The NTSB has determined that the probable cause(s) of the accident were "the pilots' inappropriate flight control inputs while in vortex ring state, which resulted in main rotor blade contact with the tail boom and a subsequent in-flight breakup, and the flight instructor’s inadequate monitoring of the flight."

The helicopter went down near the town of Elba, off of Norton Road, about halfway between Buffalo and Rochester. Pilot James Sauer, 60, of Churchville, a retired New York State Police pilot and former Rochester Police officer, and Stewart Dietrick, 60, of Prosper, Texas, a flight instructor, died in the crash.

The crash took place during the second instructional flight of the day, with multiple flight reviews planned throughout the day.
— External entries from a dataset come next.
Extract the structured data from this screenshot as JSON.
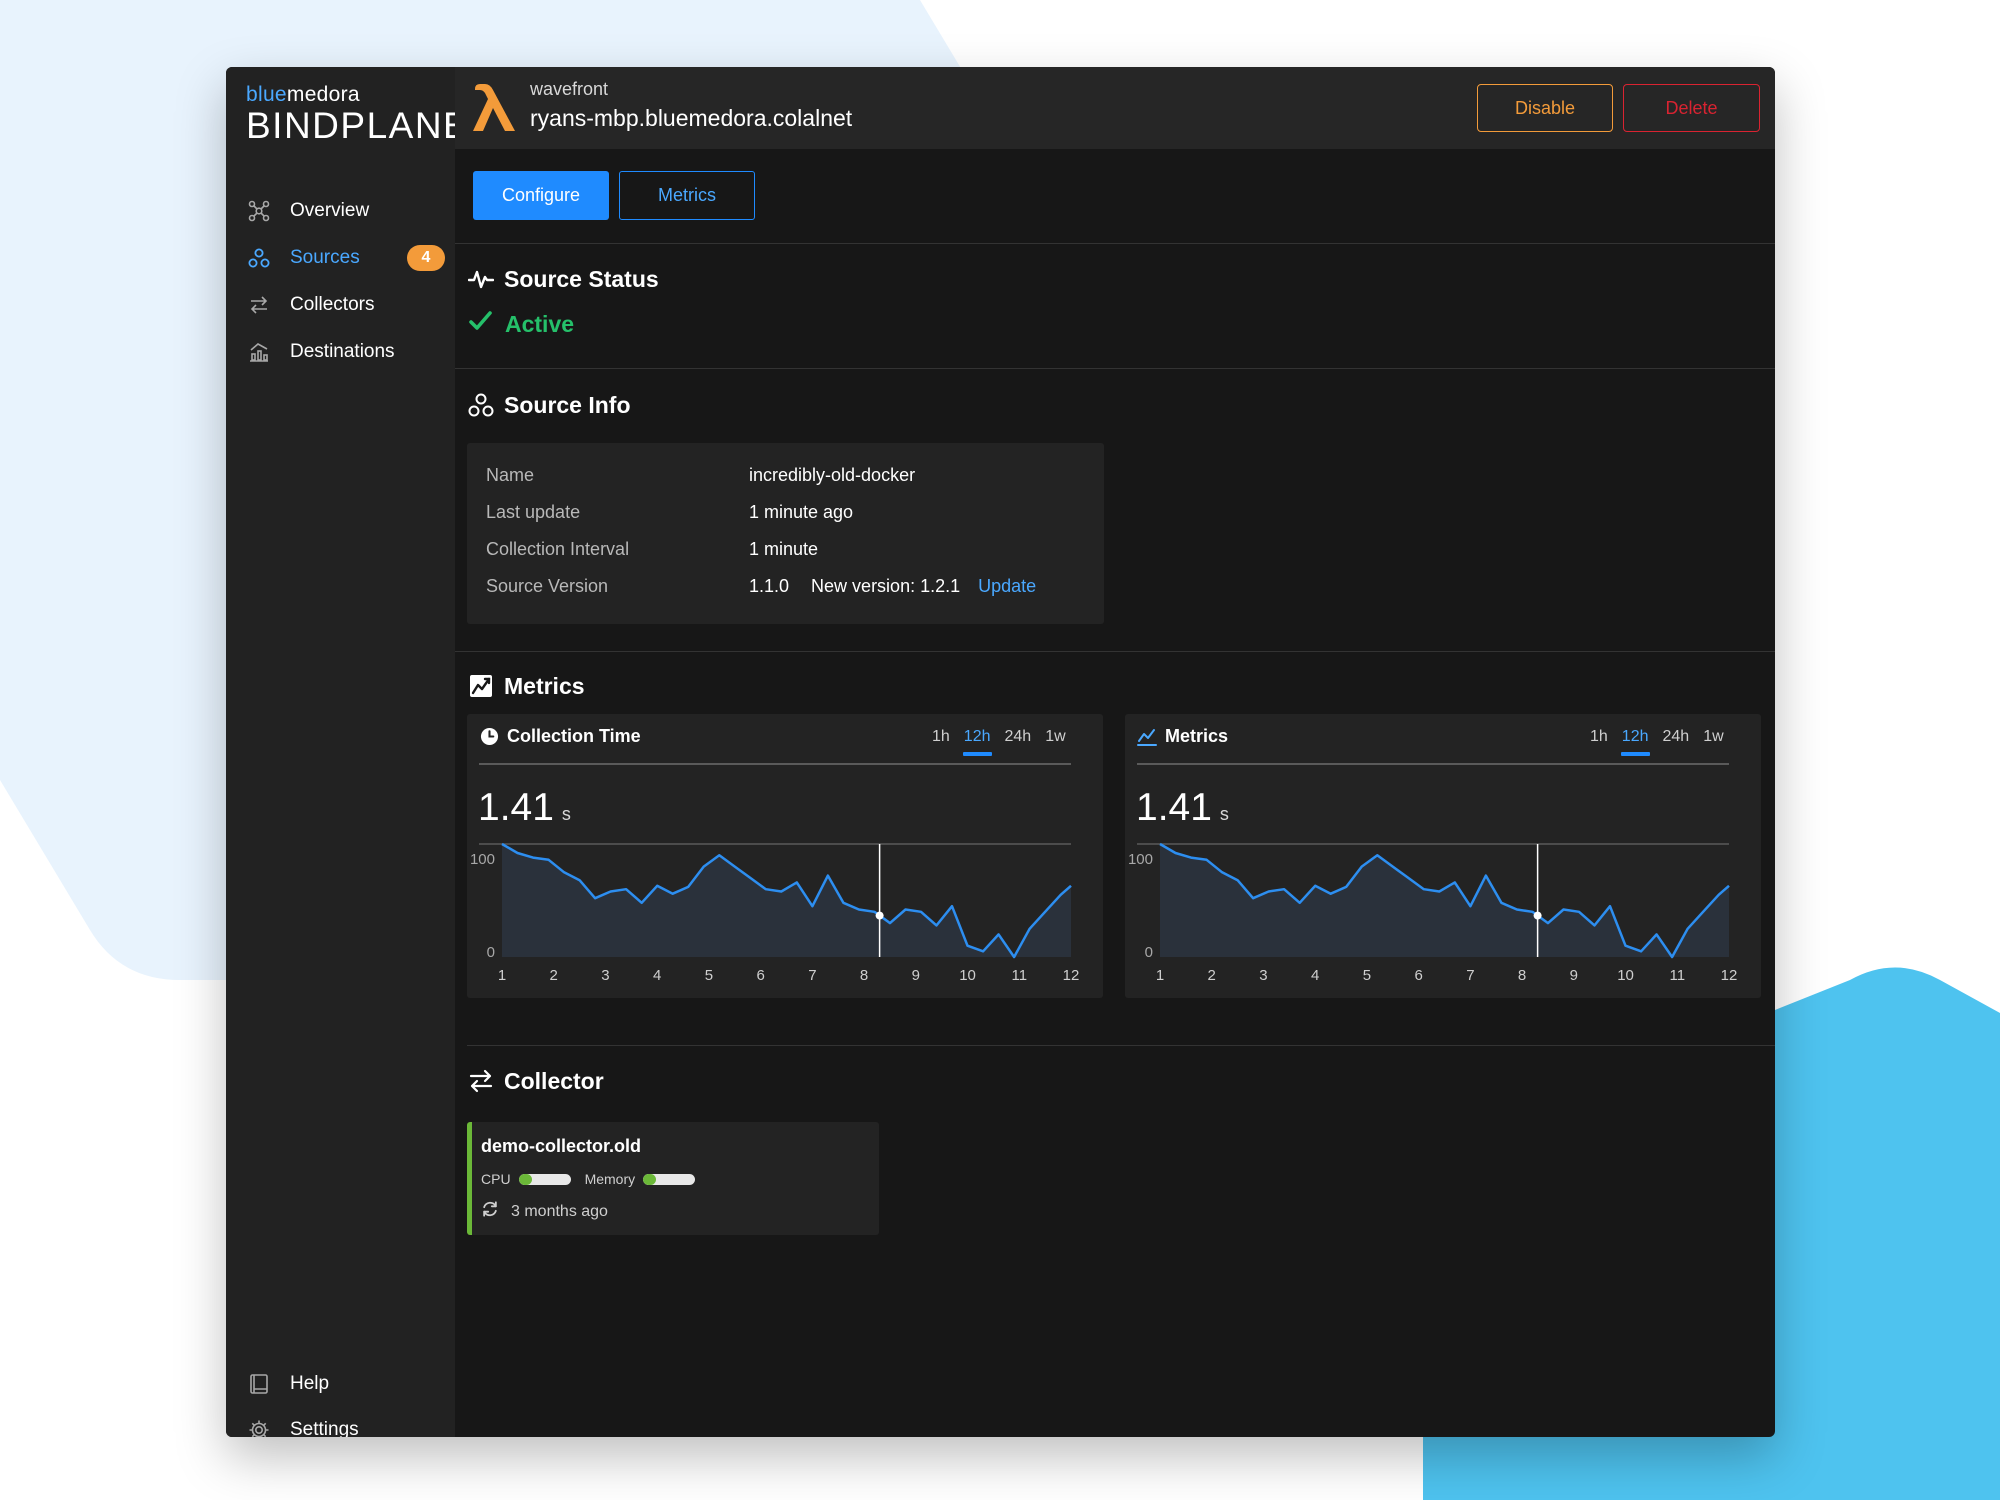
{
  "brand": {
    "company_prefix": "blue",
    "company_suffix": "medora",
    "product": "BINDPLANE"
  },
  "sidebar": {
    "items": [
      {
        "label": "Overview",
        "icon": "overview-icon"
      },
      {
        "label": "Sources",
        "icon": "sources-icon",
        "badge": "4",
        "active": true
      },
      {
        "label": "Collectors",
        "icon": "collectors-icon"
      },
      {
        "label": "Destinations",
        "icon": "destinations-icon"
      }
    ],
    "bottom": [
      {
        "label": "Help",
        "icon": "book-icon"
      },
      {
        "label": "Settings",
        "icon": "gear-icon"
      }
    ]
  },
  "header": {
    "source_type": "wavefront",
    "host": "ryans-mbp.bluemedora.colalnet",
    "disable_label": "Disable",
    "delete_label": "Delete"
  },
  "tabs": {
    "configure": "Configure",
    "metrics": "Metrics"
  },
  "status": {
    "title": "Source Status",
    "value": "Active"
  },
  "info": {
    "title": "Source Info",
    "rows": [
      {
        "label": "Name",
        "value": "incredibly-old-docker"
      },
      {
        "label": "Last update",
        "value": "1 minute ago"
      },
      {
        "label": "Collection Interval",
        "value": "1 minute"
      },
      {
        "label": "Source Version",
        "value": "1.1.0",
        "extra": "New version: 1.2.1",
        "link": "Update"
      }
    ]
  },
  "metrics_section": {
    "title": "Metrics",
    "range_options": [
      "1h",
      "12h",
      "24h",
      "1w"
    ],
    "active_range": "12h",
    "cards": [
      {
        "title": "Collection Time",
        "icon": "clock-icon",
        "value": "1.41",
        "unit": "s"
      },
      {
        "title": "Metrics",
        "icon": "line-chart-icon",
        "value": "1.41",
        "unit": "s"
      }
    ]
  },
  "chart_data": [
    {
      "type": "area",
      "title": "Collection Time",
      "x": [
        1,
        1.3,
        1.6,
        1.9,
        2.2,
        2.5,
        2.8,
        3.1,
        3.4,
        3.7,
        4.0,
        4.3,
        4.6,
        4.9,
        5.2,
        5.5,
        5.8,
        6.1,
        6.4,
        6.7,
        7.0,
        7.3,
        7.6,
        7.9,
        8.2,
        8.5,
        8.8,
        9.1,
        9.4,
        9.7,
        10.0,
        10.3,
        10.6,
        10.9,
        11.2,
        11.5,
        11.8,
        12
      ],
      "values": [
        100,
        92,
        88,
        86,
        75,
        68,
        52,
        58,
        60,
        48,
        63,
        56,
        62,
        80,
        90,
        80,
        70,
        60,
        58,
        66,
        45,
        72,
        48,
        42,
        40,
        30,
        42,
        40,
        28,
        45,
        10,
        5,
        20,
        0,
        25,
        40,
        55,
        63
      ],
      "xlabel": "",
      "ylabel": "",
      "x_ticks": [
        1,
        2,
        3,
        4,
        5,
        6,
        7,
        8,
        9,
        10,
        11,
        12
      ],
      "y_ticks": [
        0,
        100
      ],
      "xlim": [
        1,
        12
      ],
      "ylim": [
        0,
        100
      ],
      "cursor_x": 8.3,
      "grid": false
    },
    {
      "type": "area",
      "title": "Metrics",
      "x": [
        1,
        1.3,
        1.6,
        1.9,
        2.2,
        2.5,
        2.8,
        3.1,
        3.4,
        3.7,
        4.0,
        4.3,
        4.6,
        4.9,
        5.2,
        5.5,
        5.8,
        6.1,
        6.4,
        6.7,
        7.0,
        7.3,
        7.6,
        7.9,
        8.2,
        8.5,
        8.8,
        9.1,
        9.4,
        9.7,
        10.0,
        10.3,
        10.6,
        10.9,
        11.2,
        11.5,
        11.8,
        12
      ],
      "values": [
        100,
        92,
        88,
        86,
        75,
        68,
        52,
        58,
        60,
        48,
        63,
        56,
        62,
        80,
        90,
        80,
        70,
        60,
        58,
        66,
        45,
        72,
        48,
        42,
        40,
        30,
        42,
        40,
        28,
        45,
        10,
        5,
        20,
        0,
        25,
        40,
        55,
        63
      ],
      "xlabel": "",
      "ylabel": "",
      "x_ticks": [
        1,
        2,
        3,
        4,
        5,
        6,
        7,
        8,
        9,
        10,
        11,
        12
      ],
      "y_ticks": [
        0,
        100
      ],
      "xlim": [
        1,
        12
      ],
      "ylim": [
        0,
        100
      ],
      "cursor_x": 8.3,
      "grid": false
    }
  ],
  "collector": {
    "title": "Collector",
    "name": "demo-collector.old",
    "cpu_label": "CPU",
    "cpu_level": 0.25,
    "memory_label": "Memory",
    "memory_level": 0.25,
    "last_seen": "3 months ago"
  },
  "colors": {
    "accent": "#1f8bff",
    "warning": "#f39b3a",
    "danger": "#d92331",
    "success": "#25c06a",
    "collector_ok": "#6bb838",
    "chart_line": "#2d8ef0"
  }
}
The preliminary report states that several witnesses saw and heard the helicopter flying overhead before the crash. One witness said that he saw that the helicopter was “almost stationary” after it flew over, and then as it began flying away, he heard a loud “bang,” and the helicopter began to descend out of control.

The report says that an additional witness said the helicopter was hovering before it “fell apart” with the fuselage falling separately.

Another witness reported that they heard what sounded like a “whoosing” sound coming from the engine, and then heard “three loud and rapid cracks,” according to the report, before hearing the helicopter impact the ground and the rotor blades hitting the ground rapidly.

The NTSB report says that the helicopter fuselage containing the cockpit, engine, transmission and rotor assembly struck electrical distribution wires while impacting the terrain at about 1,220 ft. The helicopter then came to a rest of its left side and a small fire started that had started post-crash was quickly extinguished by first responders, the report says.